Meet The Rainmaker - Katheryne L. (Kathy) Zelenock
Name: Katheryne L. (Kathy) Zelenock
Firm Name: Miller, Canfield, Paddock and Stone, PLC
Practice Area: Capital Markets Lending and Commercial Real Estate
Nominated By: Brandy Mathie
Why did you return to the practice of law?
Like so many others in the dot-com industry, my company struggled with
ideas that were before their time, as well as capital constraints. I
didn't leave the practice of law because I didn't like the practice of
law---the software company was an intriguing opportunity, but I always
expected to return. It's been great to practice law again. I was able
to resume former relationships, build new ones, keep much of my staff,
and love my firm. Being an entrepreneur and raising venture capital
honed a lot of skills that I use in my practice today.
Biggest influence on career/best career advice:
Be entrepreneurial. Don't be afraid to take risks and try new
things. Look for opportunities to make a contribution. Invest in
business relationships, whether with clients or
colleagues---relationships take you places.
Percentage of time devoted to marketing:
Let's re-define that question: other than time I spend with my
family, I'm probably always marketing in some respect----all of us
are. It's just a matter of what message you're projecting at a
particular time. Thoughtfulness in helping a friend address a
problem, organizational abilities on behalf of a favorite charitable
organization, or giving a presentation at a community event---these
messages are part of your total marketing package.

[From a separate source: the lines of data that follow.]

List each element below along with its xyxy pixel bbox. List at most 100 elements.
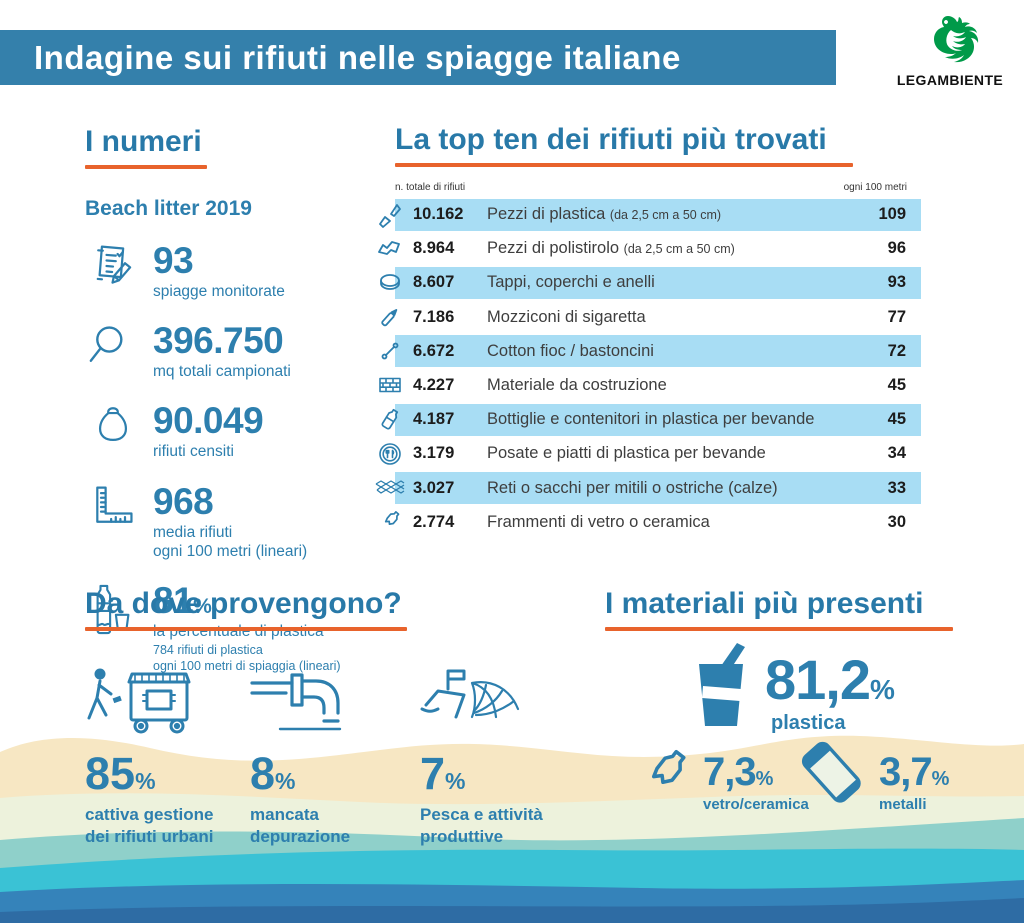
material-value: 7,3 — [703, 750, 757, 794]
source-label-line1: cattiva gestione — [85, 804, 214, 824]
source-value: 7 — [420, 747, 446, 799]
stat-value: 90.049 — [153, 400, 264, 442]
row-per100: 77 — [887, 307, 906, 326]
source-label-line1: Pesca e attività — [420, 804, 543, 824]
material-item-plastica: 81,2% plastica — [691, 640, 895, 735]
header-banner: Indagine sui rifiuti nelle spiagge itali… — [0, 30, 836, 85]
row-note: (da 2,5 cm a 50 cm) — [609, 208, 722, 222]
plastic-pieces-icon — [379, 203, 401, 228]
material-label: metalli — [879, 796, 927, 813]
row-name: Tappi, coperchi e anelli — [487, 273, 655, 292]
source-item-pesca: 7% Pesca e attività produttive — [420, 663, 580, 848]
source-value: 8 — [250, 747, 276, 799]
stat-label: mq totali campionati — [153, 362, 291, 380]
materials-title: I materiali più presenti — [605, 587, 924, 620]
column-header-per100m: ogni 100 metri — [843, 181, 907, 193]
row-count: 3.027 — [413, 478, 455, 497]
source-item-depurazione: 8% mancata depurazione — [250, 663, 420, 848]
numbers-title: I numeri — [85, 125, 202, 158]
row-name: Bottiglie e contenitori in plastica per … — [487, 410, 815, 429]
stat-label: rifiuti censiti — [153, 443, 234, 461]
source-label-line2: depurazione — [250, 826, 351, 846]
row-per100: 72 — [887, 341, 906, 360]
materials-title-underline — [605, 626, 953, 631]
stat-label-line2: ogni 100 metri (lineari) — [153, 543, 308, 560]
swan-icon — [934, 16, 979, 63]
stat-media-rifiuti: 968 media rifiuti ogni 100 metri (linear… — [85, 483, 390, 562]
checklist-icon — [96, 245, 132, 284]
page-title: Indagine sui rifiuti nelle spiagge itali… — [34, 38, 681, 76]
table-row: 4.187 Bottiglie e contenitori in plastic… — [373, 403, 921, 436]
bricks-icon — [379, 378, 401, 393]
row-note: (da 2,5 cm a 50 cm) — [623, 242, 735, 257]
material-value: 3,7 — [879, 750, 933, 794]
row-count: 10.162 — [413, 205, 464, 223]
row-count: 4.187 — [413, 410, 455, 429]
row-per100: 96 — [887, 239, 906, 258]
row-count: 6.672 — [413, 341, 455, 360]
stat-spiagge: 93 spiagge monitorate — [85, 242, 390, 301]
sources-section: Da dove provengono? — [85, 588, 585, 848]
person-dumpster-icon — [87, 668, 191, 733]
stat-sublabel-line1: 784 rifiuti di plastica — [153, 642, 263, 657]
numbers-subtitle: Beach litter 2019 — [85, 196, 252, 220]
row-name: Materiale da costruzione — [487, 375, 667, 394]
table-row: 6.672 Cotton fioc / bastoncini 72 — [373, 335, 921, 368]
row-count: 8.964 — [413, 239, 455, 258]
row-count: 8.607 — [413, 273, 455, 292]
net-icon — [375, 480, 405, 494]
stat-mq-campionati: 396.750 mq totali campionati — [85, 322, 390, 381]
ring-cap-icon — [380, 273, 400, 290]
plastic-cup-icon — [699, 643, 745, 726]
source-item-rifiuti-urbani: 85% cattiva gestione dei rifiuti urbani — [85, 663, 250, 848]
material-label: vetro/ceramica — [703, 796, 809, 813]
stat-label-line1: media rifiuti — [153, 523, 233, 541]
numbers-section: I numeri Beach litter 2019 93 spiagge mo… — [85, 126, 390, 674]
plate-cutlery-icon — [379, 443, 401, 465]
stat-value: 968 — [153, 480, 214, 522]
broken-bottle-icon — [651, 749, 686, 785]
plastic-bottle-icon — [381, 408, 399, 430]
row-name: Reti o sacchi per mitili o ostriche (cal… — [487, 478, 778, 497]
top-ten-title-underline — [395, 162, 853, 167]
magnifier-icon — [89, 326, 123, 362]
fishing-boat-icon — [420, 669, 520, 718]
row-count: 2.774 — [413, 512, 455, 531]
table-row: 2.774 Frammenti di vetro o ceramica 30 — [373, 506, 921, 538]
sources-title-underline — [85, 626, 407, 631]
row-name: Mozziconi di sigaretta — [487, 307, 646, 326]
row-name: Frammenti di vetro o ceramica — [487, 512, 710, 531]
row-per100: 30 — [887, 512, 906, 531]
row-name: Cotton fioc / bastoncini — [487, 341, 654, 360]
materials-section: I materiali più presenti 81,2% plastica … — [605, 588, 1010, 828]
legambiente-logo-text: LEGAMBIENTE — [896, 72, 1004, 88]
source-percent-sign: % — [275, 767, 296, 794]
polystyrene-icon — [378, 240, 400, 255]
source-percent-sign: % — [445, 767, 466, 794]
source-label-line1: mancata — [250, 804, 319, 824]
trash-bag-icon — [98, 407, 128, 442]
column-header-total: n. totale di rifiuti — [395, 181, 466, 193]
legambiente-logo: LEGAMBIENTE — [890, 12, 1010, 88]
material-percent-sign: % — [870, 674, 895, 705]
table-row: 10.162 Pezzi di plastica (da 2,5 cm a 50… — [373, 198, 921, 231]
stat-value: 93 — [153, 239, 194, 281]
table-row: 4.227 Materiale da costruzione 45 — [373, 369, 921, 401]
row-count: 4.227 — [413, 375, 455, 394]
material-value: 81,2 — [765, 648, 871, 711]
row-name: Pezzi di polistirolo — [487, 239, 620, 258]
source-label-line2: dei rifiuti urbani — [85, 826, 214, 846]
material-percent-sign: % — [931, 768, 950, 790]
material-item-metalli: 3,7% metalli — [793, 738, 950, 813]
source-value: 85 — [85, 747, 136, 799]
stat-value: 396.750 — [153, 319, 284, 361]
top-ten-section: La top ten dei rifiuti più trovati n. to… — [373, 124, 921, 540]
sea-waves-decoration — [0, 735, 1024, 923]
stat-percent-sign: % — [193, 595, 212, 619]
top-ten-title: La top ten dei rifiuti più trovati — [395, 123, 827, 156]
material-label: plastica — [771, 712, 846, 734]
stat-value: 81 — [153, 580, 194, 622]
ruler-icon — [96, 486, 133, 523]
row-per100: 45 — [887, 375, 906, 394]
row-count: 7.186 — [413, 307, 455, 326]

Even after I've worked with a client for years, some percentage of
the time that I spend with them is marketing time---learning about
their new lines of business, sitting in on internal meetings where
legal advice is not actively a part of the agenda, and so on.

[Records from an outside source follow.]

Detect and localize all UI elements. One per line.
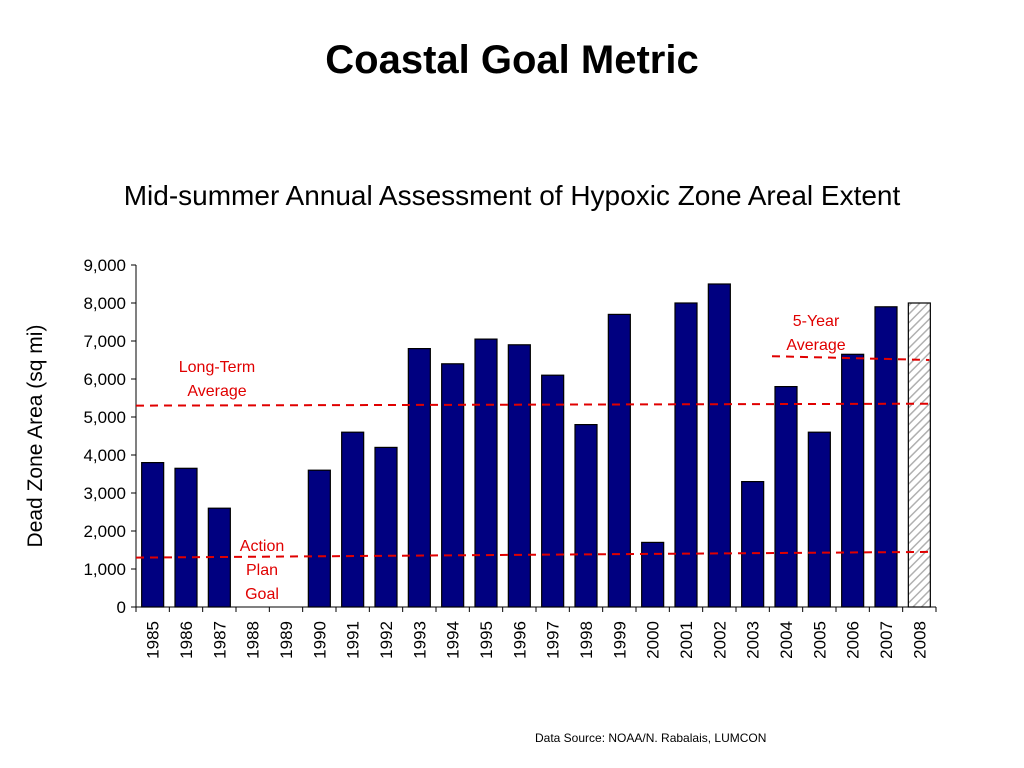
x-tick-label: 1985 <box>144 621 163 659</box>
bar-1997 <box>541 374 565 608</box>
x-tick-label: 1996 <box>510 621 529 659</box>
bar-1993 <box>407 348 431 608</box>
x-tick-label: 1991 <box>344 621 363 659</box>
bar-2008-projected <box>907 302 931 608</box>
bar-2002 <box>707 283 731 608</box>
x-tick-label: 1997 <box>544 621 563 659</box>
x-tick-label: 2000 <box>644 621 663 659</box>
bar-1999 <box>607 313 631 608</box>
long-term-average-line <box>135 402 930 407</box>
bar-1991 <box>341 431 365 608</box>
long-term-average-label: Long-Term Average <box>179 359 255 400</box>
x-tick-label: 1990 <box>310 621 329 659</box>
bar-2007 <box>874 306 898 608</box>
y-tick-label: 4,000 <box>83 446 126 465</box>
y-tick-label: 0 <box>117 598 126 617</box>
y-tick-label: 5,000 <box>83 408 126 427</box>
bar-1985 <box>141 462 165 608</box>
x-tick-label: 1986 <box>177 621 196 659</box>
five-year-average-line <box>771 355 930 361</box>
data-source-note: Data Source: NOAA/N. Rabalais, LUMCON <box>535 731 767 745</box>
x-tick-label: 1995 <box>477 621 496 659</box>
x-tick-label: 2005 <box>810 621 829 659</box>
bar-1992 <box>374 446 398 608</box>
bar-1996 <box>507 344 531 608</box>
x-tick-label: 2007 <box>877 621 896 659</box>
y-tick-label: 3,000 <box>83 484 126 503</box>
bar-2003 <box>741 481 765 608</box>
x-tick-label: 2003 <box>744 621 763 659</box>
x-tick-label: 2006 <box>844 621 863 659</box>
x-tick-label: 1989 <box>277 621 296 659</box>
chart-title: Mid-summer Annual Assessment of Hypoxic … <box>123 180 901 211</box>
x-tick-label: 1998 <box>577 621 596 659</box>
bar-1995 <box>474 338 498 608</box>
x-tick-label: 2008 <box>910 621 929 659</box>
x-tick-label: 1992 <box>377 621 396 659</box>
x-tick-label: 1988 <box>244 621 263 659</box>
y-tick-label: 7,000 <box>83 332 126 351</box>
action-plan-goal-label: Action Plan Goal <box>240 538 284 603</box>
bar-1990 <box>307 469 331 608</box>
x-tick-label: 2002 <box>710 621 729 659</box>
bar-1998 <box>574 424 598 608</box>
x-tick-label: 1999 <box>610 621 629 659</box>
x-tick-label: 2004 <box>777 621 796 659</box>
5-year-average-label: 5-Year Average <box>786 313 845 354</box>
bar-2000 <box>641 541 665 608</box>
x-tick-label: 1993 <box>410 621 429 659</box>
action-plan-goal-line <box>135 550 930 559</box>
bar-1986 <box>174 467 198 608</box>
slide-title: Coastal Goal Metric <box>325 38 699 82</box>
bar-2005 <box>807 431 831 608</box>
y-axis-label: Dead Zone Area (sq mi) <box>24 325 47 548</box>
y-tick-label: 9,000 <box>83 256 126 275</box>
bar-2001 <box>674 302 698 608</box>
y-tick-label: 6,000 <box>83 370 126 389</box>
x-tick-label: 2001 <box>677 621 696 659</box>
x-tick-label: 1994 <box>444 621 463 659</box>
bar-1994 <box>441 363 465 608</box>
x-tick-label: 1987 <box>210 621 229 659</box>
bar-2006 <box>841 353 865 608</box>
bar-2004 <box>774 386 798 608</box>
y-tick-label: 1,000 <box>83 560 126 579</box>
y-tick-label: 2,000 <box>83 522 126 541</box>
y-tick-label: 8,000 <box>83 294 126 313</box>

Sometimes we log this time as no-charge time, so that we can let the
client know when we've spent non-billable time on their behalf---but
at least as often, this is strictly an "off the clock"
investment to cement relationship. I spend significantly more time
on practice development activities than I log, whether it's
relationship-building, mentoring, or administration.
The recent successful launch of the Capital Markets Lending Group at
Miller Canfield is one definite highlight. Our group closed several
hundred commercial mortgage loans destined for securitization last
year on behalf of large national lenders, and we're very busy building
on those relationships this year. It's exciting to lead a growing
Knowing what you know now, if you were starting out as a
lawyer today, what would you do differently?
I would have taken more business classes, particularly those oriented
to the financial and management side. I sort of have an MBA from the
"School of Hard Knocks"---but I wish I had more seriously
considered acquiring some of that background in an academic setting.
Tell me about one surprisingly successful rainmaking strategy.
When we first began attending (and later sponsoring) lender-oriented
conferences, we worried that attorneys would have a hard time being
heard. As it turns out, our presence was viewed very
favorably---clients appreciated that we would be interested in
participating in their conferences, and their continuing education
activities. Without question, one of my strongest marketing maxims is:
Go where the clients are.
If you were mentoring a young woman lawyer, what advice
would you give her regarding rainmaking?
I am mentoring several younger women attorneys right now, and at
least two themes keep coming up: (i) pick your targets and get out
there; and (ii) know your own strengths and weaknesses and act
To the first point, thoroughly research your target clients and
their current needs, and communicate your abilities to help them
meet those needs. Continue to assess and hone your message as you
receive feedback from your efforts---and then, get out there and try
again. Practice makes perfect. I think a lot of women struggle with
the need for repetition, because they feel personally rejected if
the first effort is not well-received. The better way to look at an
unsuccessful effort is to see it as a learning experience. Lawyers
are such analytical people that they freeze before they do anything.
Study it, but act! Hone your approach by making lots of approaches.
Get out there. Do something. Don't wait to get it perfect.
To the second point, some people are great cocktail conversationalists;
some people are better off writing articles. Some people are
better at initiating relationships, and others are better at
maintaining them. Almost everyone can find a marketing voice,
but not everyone is cut out to relate to the most senior executive
contact. Everyone can't do everything well in business development.
Find your voice, and then make sure that you're in an organization
that values your approach and contribution, whatever it may
It helps, too, if you can find support for your efforts both
within and outside your own organization. The great thing about
Women Rainmakers and other women's initiatives is that successful
women can offer tremendous support to each other.